ONE QUEST FOR ESCAPE, ANOTHER TO CHEAT DEATH

Ico and Yorda explore in ‘Ico.’
Ico and Yorda explore in ‘Ico.’ SONY

Sony continues mining the past decade for gems to polish up and release on the PS3, and two of the shiniest are “Ico” and “Shadow of the Colossus,” newly released as a set.

Both games have been given visual upgrades to 1080p high definition— close-up textures still look blurry at times, but these are good-looking games overall. “Shadow of the Colossus” benefits the most — the original game pushed the PS2 a mite too hard and suffered from an uneven frame rate as a result. The PS3 is much better able to handle its ambitions.

First released in 2001, “Ico” opens with a young horned boy being taken to an enormous castle and sealed alive inside a sarcophagus as a sacrifice. A tremor frees him by chance, and while wandering the castle he discovers a girl in a cage.

The girl is Yorda, and by freeing her Ico draws the attention of smoky black figures who rise from inky portals — and that of the shadowy queen who rules them.

The shadow beings aren’t invulnerable — a few good whacks from a piece of wood will dispatch the smaller ones, though others are tougher. But if they manage to drag Yorda into one of their portals, Ico has just a few moments to rescue her before a wave of magic petrifies him—game over.

Ico must guide Yorda safely past obstacles he can conquer easily. Ico is much more mobile than the fragile waif who accompanies him—where he can climb a chain, leap across a gap or jump down from a high ledge, she must be pulled up over a barrier, guided around an obstacle or given a bridge to cross.

So why keep her around? Aside from the petrifaction thing, Ico encounters many paths that are blocked by enchanted idols, which Yorda has the power to move.

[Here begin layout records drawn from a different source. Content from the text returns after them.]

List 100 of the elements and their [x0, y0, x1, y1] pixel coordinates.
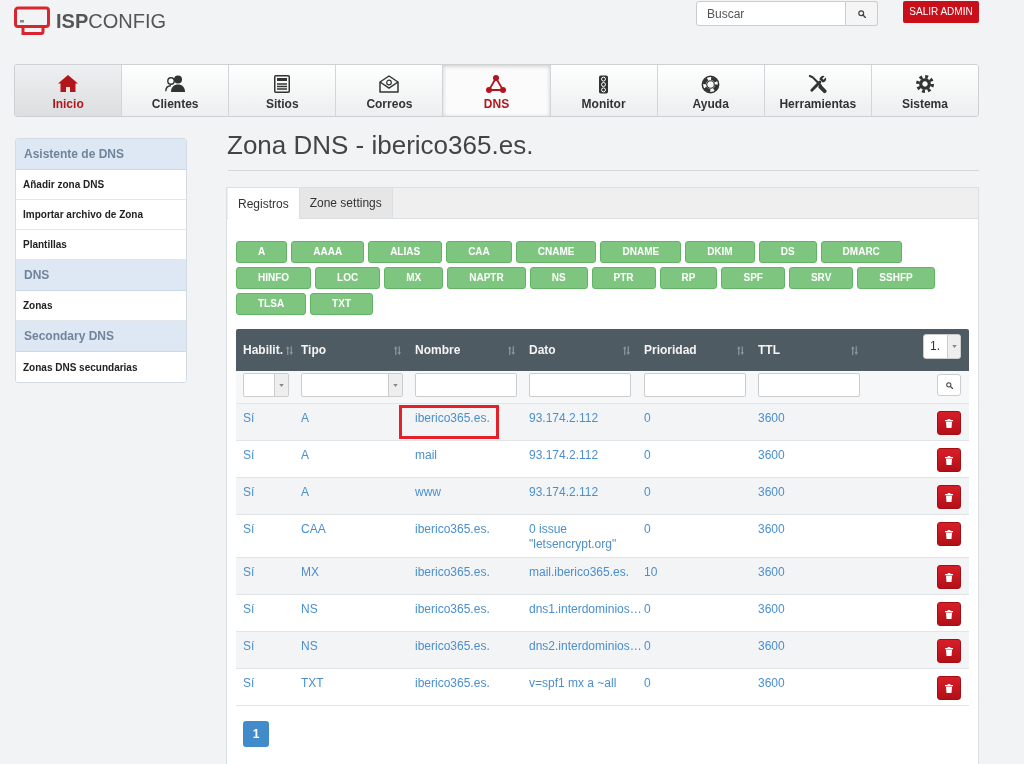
filter-field[interactable] [415, 373, 517, 397]
record-type-button[interactable]: DNAME [600, 241, 682, 263]
record-link[interactable]: 3600 [758, 448, 785, 463]
sort-icon[interactable] [851, 345, 858, 355]
record-type-button[interactable]: DMARC [820, 241, 902, 263]
delete-button[interactable] [937, 448, 961, 472]
record-link[interactable]: 0 [644, 602, 651, 617]
sort-icon[interactable] [394, 345, 401, 355]
filter-field[interactable] [644, 373, 746, 397]
record-link[interactable]: dns2.interdominios… [529, 639, 642, 654]
delete-button[interactable] [937, 411, 961, 435]
nav-tab[interactable]: Ayuda [657, 65, 765, 116]
record-link[interactable]: 0 [644, 676, 651, 691]
record-type-button[interactable]: DKIM [685, 241, 755, 263]
record-link[interactable]: A [301, 485, 309, 500]
record-type-button[interactable]: CNAME [515, 241, 597, 263]
record-type-button[interactable]: A [236, 241, 288, 263]
record-link[interactable]: Sí [243, 565, 255, 580]
nav-tab[interactable]: Sitios [229, 65, 337, 116]
record-link[interactable]: dns1.interdominios… [529, 602, 642, 617]
search-field[interactable]: Buscar [696, 1, 846, 26]
record-type-button[interactable]: PTR [591, 267, 656, 289]
record-link[interactable]: 3600 [758, 522, 785, 537]
record-type-button[interactable]: HINFO [236, 267, 312, 289]
record-link[interactable]: 0 issue "letsencrypt.org" [529, 522, 637, 552]
record-type-button[interactable]: NS [529, 267, 588, 289]
sort-icon[interactable] [508, 345, 515, 355]
record-link[interactable]: A [301, 448, 309, 463]
sort-icon[interactable] [737, 345, 744, 355]
filter-field[interactable] [758, 373, 860, 397]
record-link[interactable]: v=spf1 mx a ~all [529, 676, 617, 691]
page-size-select[interactable]: 1. [923, 334, 961, 359]
nav-tab[interactable]: DNS [443, 65, 551, 116]
tab[interactable]: Zone settings [299, 188, 393, 218]
sort-icon[interactable] [623, 345, 630, 355]
record-type-button[interactable]: CAA [446, 241, 512, 263]
record-type-button[interactable]: SSHFP [857, 267, 935, 289]
nav-tab[interactable]: Monitor [550, 65, 658, 116]
delete-button[interactable] [937, 639, 961, 663]
search-button[interactable] [937, 374, 961, 396]
record-link[interactable]: Sí [243, 602, 255, 617]
record-link[interactable]: 3600 [758, 411, 785, 426]
record-link[interactable]: CAA [301, 522, 326, 537]
record-link[interactable]: Sí [243, 485, 255, 500]
record-link[interactable]: iberico365.es. [415, 522, 490, 537]
record-link[interactable]: www [415, 485, 441, 500]
tab[interactable]: Registros [228, 188, 300, 219]
record-link[interactable]: mail [415, 448, 437, 463]
delete-button[interactable] [937, 522, 961, 546]
delete-button[interactable] [937, 565, 961, 589]
record-link[interactable]: Sí [243, 639, 255, 654]
record-link[interactable]: Sí [243, 522, 255, 537]
record-link[interactable]: 0 [644, 639, 651, 654]
record-link[interactable]: iberico365.es. [415, 411, 490, 426]
record-type-button[interactable]: TLSA [236, 293, 307, 315]
record-link[interactable]: iberico365.es. [415, 676, 490, 691]
record-link[interactable]: iberico365.es. [415, 602, 490, 617]
filter-field[interactable] [529, 373, 631, 397]
record-type-button[interactable]: MX [384, 267, 444, 289]
record-link[interactable]: 3600 [758, 565, 785, 580]
record-link[interactable]: iberico365.es. [415, 639, 490, 654]
delete-button[interactable] [937, 485, 961, 509]
search-button[interactable] [846, 1, 878, 26]
record-link[interactable]: 93.174.2.112 [529, 448, 599, 463]
record-link[interactable]: Sí [243, 448, 255, 463]
nav-tab[interactable]: Clientes [122, 65, 230, 116]
record-link[interactable]: 10 [644, 565, 658, 580]
page-button[interactable]: 1 [243, 721, 269, 747]
filter-select[interactable] [243, 373, 289, 397]
record-link[interactable]: 93.174.2.112 [529, 411, 599, 426]
record-link[interactable]: 3600 [758, 639, 785, 654]
column-header[interactable]: Nombre [415, 341, 461, 359]
column-header[interactable]: Prioridad [644, 341, 697, 359]
record-link[interactable]: A [301, 411, 309, 426]
record-link[interactable]: 0 [644, 448, 651, 463]
logout-button[interactable]: SALIR ADMIN [903, 1, 979, 23]
record-link[interactable]: Sí [243, 411, 255, 426]
record-link[interactable]: mail.iberico365.es. [529, 565, 630, 580]
record-type-button[interactable]: AAAA [291, 241, 365, 263]
record-link[interactable]: 93.174.2.112 [529, 485, 599, 500]
sort-icon[interactable] [286, 345, 293, 355]
record-type-button[interactable]: LOC [315, 267, 381, 289]
filter-select[interactable] [301, 373, 403, 397]
record-type-button[interactable]: SRV [788, 267, 854, 289]
record-link[interactable]: 0 [644, 485, 651, 500]
delete-button[interactable] [937, 602, 961, 626]
record-link[interactable]: 0 [644, 411, 651, 426]
delete-button[interactable] [937, 676, 961, 700]
record-type-button[interactable]: TXT [310, 293, 373, 315]
record-type-button[interactable]: DS [758, 241, 817, 263]
record-link[interactable]: 3600 [758, 676, 785, 691]
record-link[interactable]: 3600 [758, 602, 785, 617]
record-type-button[interactable]: RP [659, 267, 718, 289]
record-link[interactable]: 0 [644, 522, 651, 537]
record-link[interactable]: TXT [301, 676, 324, 691]
record-link[interactable]: 3600 [758, 485, 785, 500]
column-header[interactable]: Habilit. [243, 341, 283, 359]
record-type-button[interactable]: ALIAS [368, 241, 443, 263]
nav-tab[interactable]: Sistema [871, 65, 978, 116]
record-link[interactable]: iberico365.es. [415, 565, 490, 580]
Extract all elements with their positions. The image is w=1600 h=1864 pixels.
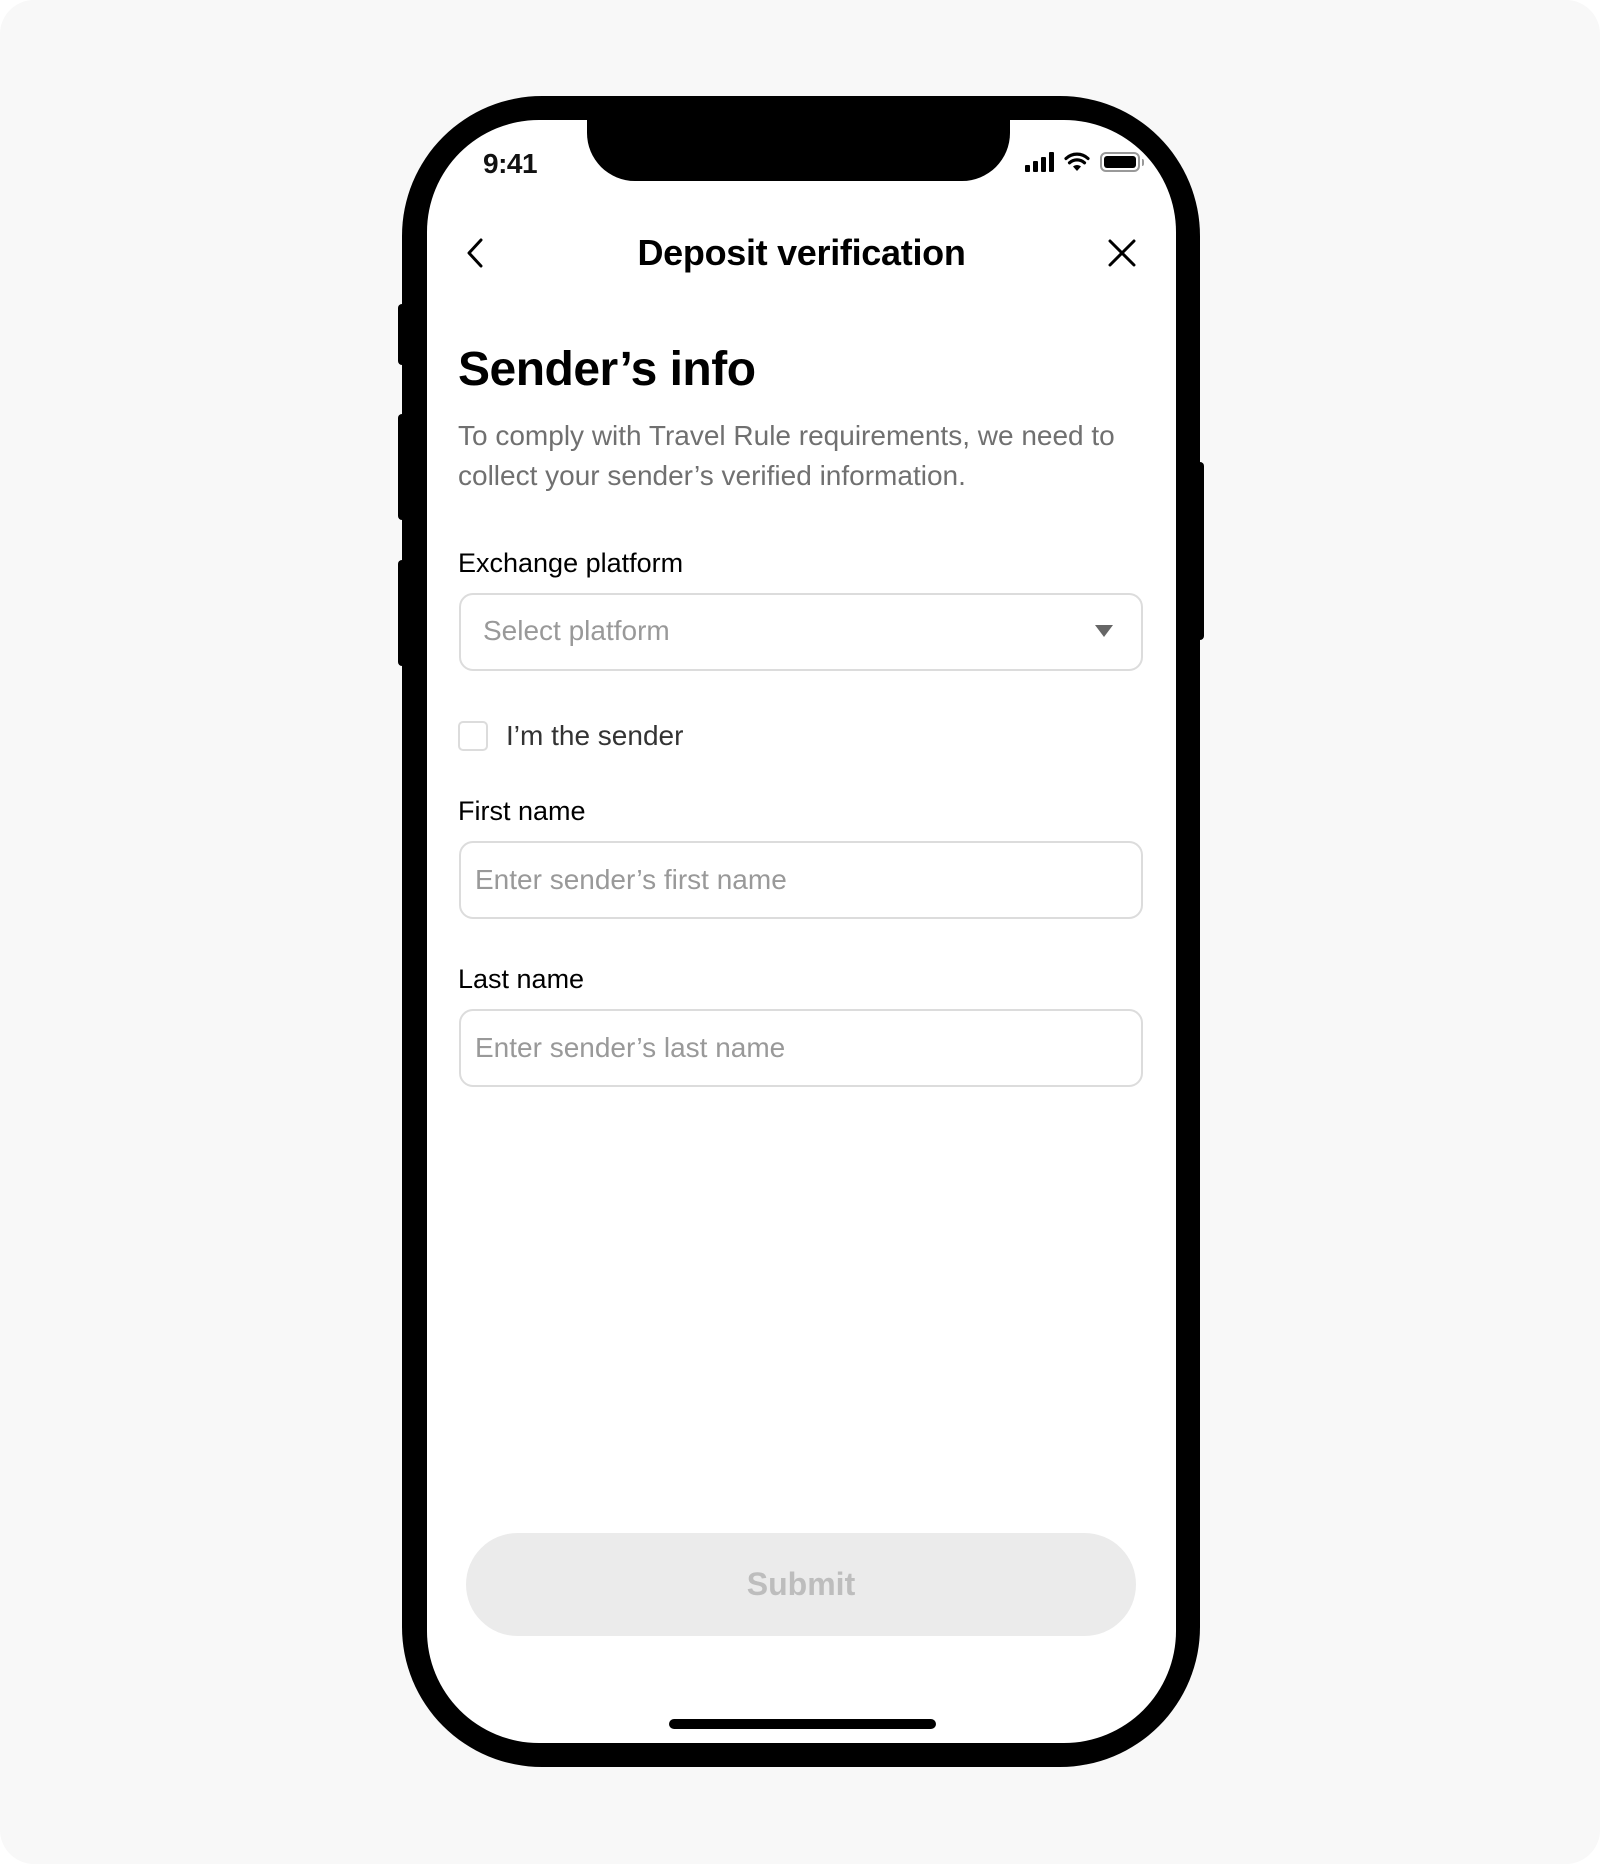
section-heading: Sender’s info xyxy=(458,343,756,396)
status-icons xyxy=(1025,152,1144,172)
page-title: Deposit verification xyxy=(637,232,966,273)
exchange-platform-select[interactable]: Select platform xyxy=(459,593,1143,671)
home-indicator xyxy=(669,1719,936,1729)
im-the-sender-checkbox-row[interactable]: I’m the sender xyxy=(458,720,683,752)
notch xyxy=(587,120,1010,181)
close-icon xyxy=(1108,239,1136,267)
first-name-input[interactable] xyxy=(461,843,1141,917)
battery-icon xyxy=(1100,152,1144,172)
first-name-label: First name xyxy=(458,796,586,826)
exchange-platform-label: Exchange platform xyxy=(458,548,684,578)
im-the-sender-label: I’m the sender xyxy=(506,720,684,751)
nav-bar: Deposit verification xyxy=(427,228,1176,278)
phone-screen: 9:41 Deposit verification Sender’s info … xyxy=(427,120,1176,1743)
close-button[interactable] xyxy=(1103,234,1141,272)
exchange-platform-placeholder: Select platform xyxy=(483,615,670,646)
cellular-signal-icon xyxy=(1025,152,1054,172)
page-background: 9:41 Deposit verification Sender’s info … xyxy=(0,0,1600,1864)
im-the-sender-checkbox[interactable] xyxy=(458,721,488,751)
caret-down-icon xyxy=(1095,625,1113,637)
last-name-label: Last name xyxy=(458,964,585,994)
wifi-icon xyxy=(1064,152,1090,171)
section-description: To comply with Travel Rule requirements,… xyxy=(458,420,1115,491)
last-name-input[interactable] xyxy=(461,1011,1141,1085)
last-name-field xyxy=(459,1009,1143,1087)
first-name-field xyxy=(459,841,1143,919)
submit-button[interactable]: Submit xyxy=(466,1533,1136,1636)
status-time: 9:41 xyxy=(483,148,538,179)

The characters need each other to escape, and over the course of the game an obvious attachment develops.

A strong attachment already exists in “Shadow of the Colossus” (an indirect prequel to “Ico”), as a young man named Wander and his faithful horse Agro take on a dangerous quest to resurrect a dead girl.

Wander has carried the girl’s body to a great temple in a forbidden land in the hope that the being that dwells there, the Dormin, may revive her. The Dormin promises to do so if Wander can defeat the 16 colossi inhabiting the land, but warns the price will be high.

The colossi are the only foes Wander will find in his journeys. The vast landscape is host to a variety of climates and a few kinds of wildlife, but there are no minor minions to dispatch — this is a game where every fight is a boss fight.

And what bosses they are. The colossi are so large that Wander can—and must — find ways to clamber up them to reach their weak points. Wander is possessed only of his sword, his bow and a desperately strong grip, and has only his horse as a partner. With these few tools he must conquer all.

The smallest colossus is about the size of an elephant. The largest are hundreds of feet tall (or long). Some walk, some fly, some swim. All present both physical and mental challenges — the behemoths can only be harmed where glowing sigils are present, and these tend to be in out-of-the-way places, like the tops of their heads or buried under armor. Victory over any of them is hard-fought.

The game’s excellent musical score gets your blood pumping as you work to bring down each giant, but mourns each one as it falls —black tendrils escape each dying beast, entering Wander’s body and knocking him out cold. He awakes at the temple as the idol representing the colossus he just killed shatters to a burst of ominous organ music. It’s soon apparent that killing these creatures is not really a heroic deed.